Later we made our way to the Gypsy Tavern (Cikanska Jizba) where the local gypsy band was playing. The video above is of the same band in the same tavern - sadly not my creation it is from youtube, thanks to pashkapushka for uploading. Just click on the arrow to play the video. Here was wonderful music with rhythm and soul, so much so that it was hardly possible to stay still in one's seat. The Friday night gig at the Tavern is undoubtedly the best in town. I recommend it.

Sadly we had the late night bus to catch and so had to leave before the end of the set. In Horice Na Sumave the villagers were celebrating the night around the bonfire, having erected a maypole at least twice the size of Krumlov's. Music was playing - more oompah. Then as we walked up the unlit hill the music got totally surreal, as the local oompah band took on first the Birdy Song and then Zorba's Dance.

Monday, 3 May 2010


Although May 1st is the official bank holiday, the real day for celebrations in the Czech Republic is Witches Night the day before. This is the night when all over the Czech Republic villages raise their maypoles, when bonfires are lit, witches burnt (well images anyway) and women jump over the flames to improve their fertility.
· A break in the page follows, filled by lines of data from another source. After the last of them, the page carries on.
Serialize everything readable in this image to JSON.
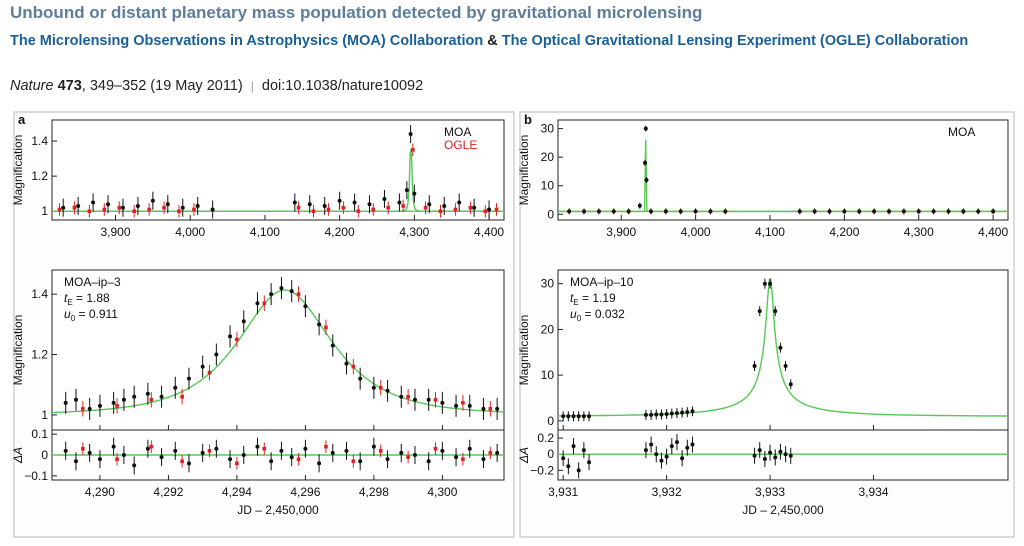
{
  "article": {
    "title": "Unbound or distant planetary mass population detected by gravitational microlensing",
    "author1": "The Microlensing Observations in Astrophysics (MOA) Collaboration",
    "amp": " & ",
    "author2": "The Optical Gravitational Lensing Experiment (OGLE) Collaboration",
    "journal": "Nature",
    "volume": "473",
    "pages": ", 349–352 (19 May 2011)",
    "separator": "|",
    "doi": "doi:10.1038/nature10092"
  },
  "colors": {
    "green": "#55c855",
    "red": "#e02020",
    "black": "#111111",
    "link": "#1a5f95",
    "title": "#5e7d9a"
  },
  "chart_data": [
    {
      "id": "a-top",
      "panel_letter": "a",
      "type": "scatter",
      "ylabel": "Magnification",
      "xlim": [
        3815,
        4420
      ],
      "ylim": [
        0.95,
        1.52
      ],
      "xticks": [
        3900,
        4000,
        4100,
        4200,
        4300,
        4400
      ],
      "xtick_labels": [
        "3,900",
        "4,000",
        "4,100",
        "4,200",
        "4,300",
        "4,400"
      ],
      "yticks": [
        1,
        1.2,
        1.4
      ],
      "ytick_labels": [
        "1",
        "1.2",
        "1.4"
      ],
      "legend": [
        "MOA",
        "OGLE"
      ],
      "legend_placement": "top-right",
      "series": [
        {
          "name": "MOA",
          "role": "data",
          "style": "black-errorbar",
          "x": [
            3830,
            3850,
            3870,
            3890,
            3910,
            3930,
            3950,
            3970,
            3990,
            4010,
            4030,
            4140,
            4160,
            4180,
            4200,
            4220,
            4240,
            4260,
            4280,
            4290,
            4295,
            4300,
            4320,
            4340,
            4360,
            4380,
            4400
          ],
          "y": [
            1.02,
            1.03,
            1.05,
            1.04,
            1.02,
            1.03,
            1.06,
            1.04,
            1.02,
            1.03,
            1.01,
            1.05,
            1.04,
            1.03,
            1.06,
            1.05,
            1.04,
            1.07,
            1.05,
            1.12,
            1.44,
            1.1,
            1.04,
            1.03,
            1.05,
            1.02,
            1.01
          ]
        },
        {
          "name": "OGLE",
          "role": "data",
          "style": "red-points",
          "x": [
            3825,
            3845,
            3865,
            3885,
            3905,
            3925,
            3945,
            3965,
            3985,
            4005,
            4145,
            4165,
            4185,
            4205,
            4225,
            4245,
            4265,
            4285,
            4298,
            4315,
            4335,
            4355,
            4375,
            4395,
            4410
          ],
          "y": [
            1.01,
            1.02,
            1.0,
            1.01,
            1.02,
            1.0,
            1.01,
            1.02,
            1.0,
            1.01,
            1.02,
            1.0,
            1.01,
            1.02,
            1.0,
            1.01,
            1.02,
            1.03,
            1.35,
            1.02,
            1.0,
            1.01,
            1.02,
            1.0,
            1.01
          ]
        },
        {
          "name": "model",
          "role": "model",
          "peak": {
            "t0": 4295.3,
            "tE": 1.88,
            "u0": 0.911
          }
        }
      ]
    },
    {
      "id": "b-top",
      "panel_letter": "b",
      "type": "scatter",
      "ylabel": "Magnification",
      "xlim": [
        3815,
        4420
      ],
      "ylim": [
        -2,
        33
      ],
      "xticks": [
        3900,
        4000,
        4100,
        4200,
        4300,
        4400
      ],
      "xtick_labels": [
        "3,900",
        "4,000",
        "4,100",
        "4,200",
        "4,300",
        "4,400"
      ],
      "yticks": [
        0,
        10,
        20,
        30
      ],
      "ytick_labels": [
        "0",
        "10",
        "20",
        "30"
      ],
      "legend": [
        "MOA"
      ],
      "legend_placement": "top-right",
      "series": [
        {
          "name": "MOA",
          "role": "data",
          "style": "black-errorbar",
          "x": [
            3830,
            3850,
            3870,
            3890,
            3910,
            3925,
            3932,
            3933,
            3934,
            3940,
            3960,
            3980,
            4000,
            4020,
            4040,
            4140,
            4160,
            4180,
            4200,
            4220,
            4240,
            4260,
            4280,
            4300,
            4320,
            4340,
            4360,
            4380,
            4400
          ],
          "y": [
            1,
            1,
            1,
            1,
            1,
            3,
            18,
            30,
            12,
            1,
            1,
            1,
            1,
            1,
            1,
            1,
            1,
            1,
            1,
            1,
            1,
            1,
            1,
            1,
            1,
            1,
            1,
            1,
            1
          ]
        },
        {
          "name": "model",
          "role": "model",
          "peak": {
            "t0": 3933.0,
            "tE": 1.19,
            "u0": 0.032
          }
        }
      ]
    },
    {
      "id": "a-bottom",
      "type": "scatter",
      "ylabel": "Magnification",
      "xlabel": "JD – 2,450,000",
      "xlim": [
        4288.6,
        4301.8
      ],
      "ylim": [
        0.95,
        1.48
      ],
      "xticks": [
        4290,
        4292,
        4294,
        4296,
        4298,
        4300
      ],
      "xtick_labels": [
        "4,290",
        "4,292",
        "4,294",
        "4,296",
        "4,298",
        "4,300"
      ],
      "yticks": [
        1,
        1.2,
        1.4
      ],
      "ytick_labels": [
        "1",
        "1.2",
        "1.4"
      ],
      "residual_ylabel": "ΔA",
      "residual_ylim": [
        -0.12,
        0.12
      ],
      "residual_yticks": [
        -0.1,
        0,
        0.1
      ],
      "residual_ytick_labels": [
        "−0.1",
        "0",
        "0.1"
      ],
      "annotation": {
        "name": "MOA–ip–3",
        "tE_label": "t",
        "tE_sub": "E",
        "tE_val": " = 1.88",
        "u0_label": "u",
        "u0_sub": "0",
        "u0_val": " = 0.911"
      },
      "model": {
        "t0": 4295.4,
        "tE": 1.88,
        "u0": 0.911
      },
      "series": [
        {
          "name": "MOA",
          "role": "data",
          "style": "black-errorbar",
          "x": [
            4289.0,
            4289.3,
            4289.7,
            4290.0,
            4290.4,
            4290.7,
            4291.0,
            4291.4,
            4291.8,
            4292.2,
            4292.6,
            4293.0,
            4293.4,
            4293.8,
            4294.2,
            4294.6,
            4295.0,
            4295.3,
            4295.6,
            4296.0,
            4296.4,
            4296.8,
            4297.2,
            4297.6,
            4298.0,
            4298.4,
            4298.8,
            4299.2,
            4299.6,
            4300.0,
            4300.4,
            4300.8,
            4301.2,
            4301.6
          ],
          "y": [
            1.04,
            1.05,
            1.02,
            1.03,
            1.04,
            1.05,
            1.06,
            1.07,
            1.06,
            1.09,
            1.12,
            1.16,
            1.2,
            1.26,
            1.31,
            1.37,
            1.4,
            1.42,
            1.41,
            1.36,
            1.3,
            1.23,
            1.17,
            1.12,
            1.09,
            1.08,
            1.06,
            1.05,
            1.05,
            1.04,
            1.03,
            1.03,
            1.02,
            1.02
          ],
          "residuals": [
            0.02,
            -0.03,
            0.01,
            -0.02,
            0.04,
            0.0,
            -0.05,
            0.03,
            -0.01,
            0.02,
            -0.04,
            0.01,
            0.03,
            -0.02,
            0.0,
            0.04,
            -0.03,
            0.02,
            -0.01,
            0.03,
            -0.04,
            0.01,
            0.02,
            -0.03,
            0.04,
            -0.02,
            0.01,
            0.0,
            -0.03,
            0.02,
            -0.01,
            0.03,
            -0.02,
            0.01
          ]
        },
        {
          "name": "OGLE",
          "role": "data",
          "style": "red-points",
          "x": [
            4289.5,
            4290.5,
            4291.5,
            4292.4,
            4293.2,
            4294.0,
            4294.8,
            4295.8,
            4296.6,
            4297.4,
            4298.2,
            4299.0,
            4299.8,
            4300.6,
            4301.4
          ],
          "y": [
            1.02,
            1.03,
            1.05,
            1.06,
            1.14,
            1.25,
            1.37,
            1.4,
            1.29,
            1.16,
            1.09,
            1.06,
            1.05,
            1.04,
            1.02
          ],
          "residuals": [
            0.03,
            -0.02,
            0.04,
            -0.03,
            0.02,
            -0.04,
            0.03,
            -0.02,
            0.04,
            -0.03,
            0.02,
            -0.01,
            0.03,
            -0.02,
            0.01
          ]
        }
      ]
    },
    {
      "id": "b-bottom",
      "type": "scatter",
      "ylabel": "Magnification",
      "xlabel": "JD – 2,450,000",
      "xlim": [
        3930.95,
        3935.3
      ],
      "ylim": [
        -2,
        33
      ],
      "xticks": [
        3931,
        3932,
        3933,
        3934
      ],
      "xtick_labels": [
        "3,931",
        "3,932",
        "3,933",
        "3,934"
      ],
      "yticks": [
        0,
        10,
        20,
        30
      ],
      "ytick_labels": [
        "0",
        "10",
        "20",
        "30"
      ],
      "residual_ylabel": "ΔA",
      "residual_ylim": [
        -0.32,
        0.3
      ],
      "residual_yticks": [
        -0.2,
        0,
        0.2
      ],
      "residual_ytick_labels": [
        "−0.2",
        "0",
        "0.2"
      ],
      "annotation": {
        "name": "MOA–ip–10",
        "tE_label": "t",
        "tE_sub": "E",
        "tE_val": " = 1.19",
        "u0_label": "u",
        "u0_sub": "0",
        "u0_val": " = 0.032"
      },
      "model": {
        "t0": 3933.0,
        "tE": 1.19,
        "u0": 0.032
      },
      "series": [
        {
          "name": "MOA",
          "role": "data",
          "style": "black-errorbar",
          "x": [
            3931.0,
            3931.05,
            3931.1,
            3931.15,
            3931.2,
            3931.25,
            3931.8,
            3931.85,
            3931.9,
            3931.95,
            3932.0,
            3932.05,
            3932.1,
            3932.15,
            3932.2,
            3932.25,
            3932.85,
            3932.9,
            3932.95,
            3933.0,
            3933.05,
            3933.1,
            3933.15,
            3933.2
          ],
          "y": [
            1,
            1,
            1,
            1,
            1,
            1,
            1.3,
            1.3,
            1.4,
            1.4,
            1.5,
            1.6,
            1.7,
            1.8,
            1.9,
            2.1,
            12,
            24,
            30,
            30,
            24,
            16,
            12,
            8
          ],
          "residuals": [
            -0.05,
            -0.15,
            0.1,
            -0.2,
            0.05,
            -0.1,
            0.05,
            0.12,
            0.0,
            -0.08,
            -0.03,
            0.1,
            0.15,
            -0.05,
            0.08,
            0.12,
            -0.02,
            0.05,
            -0.06,
            0.02,
            -0.04,
            0.03,
            0.0,
            -0.02
          ]
        }
      ]
    }
  ]
}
This is the celtic festival of Beltane in fact and so much more preferable to Mayday itself with all its communist connotations.

Here in Cesky Krumlov the maypole was erected in the Eggenberg Brewery Gardens. The maypole was a tall fir tree stripped of all but its topmost branches and decorated by paper streamers - added by local maidens in traditional clothes assisted by many small children. The final touch was, in true Czech style, a bottle of slivovice. This was very much a Czech and local occasion, hardly any tourists made their way to the site. The gardens were full of Czech families, enjoying local bands on the main stage, drinking beer, cooking sausages on the bonfire, and looking at the stalls set up by local community groups.

As I took the late bus home to Horice Na Sumave surrounded by happy Czechs, I could not help thinking what a good idea it was to have a state bank holiday on the day after Witches Night, we were all going to need a lie-in to recover from the festivities.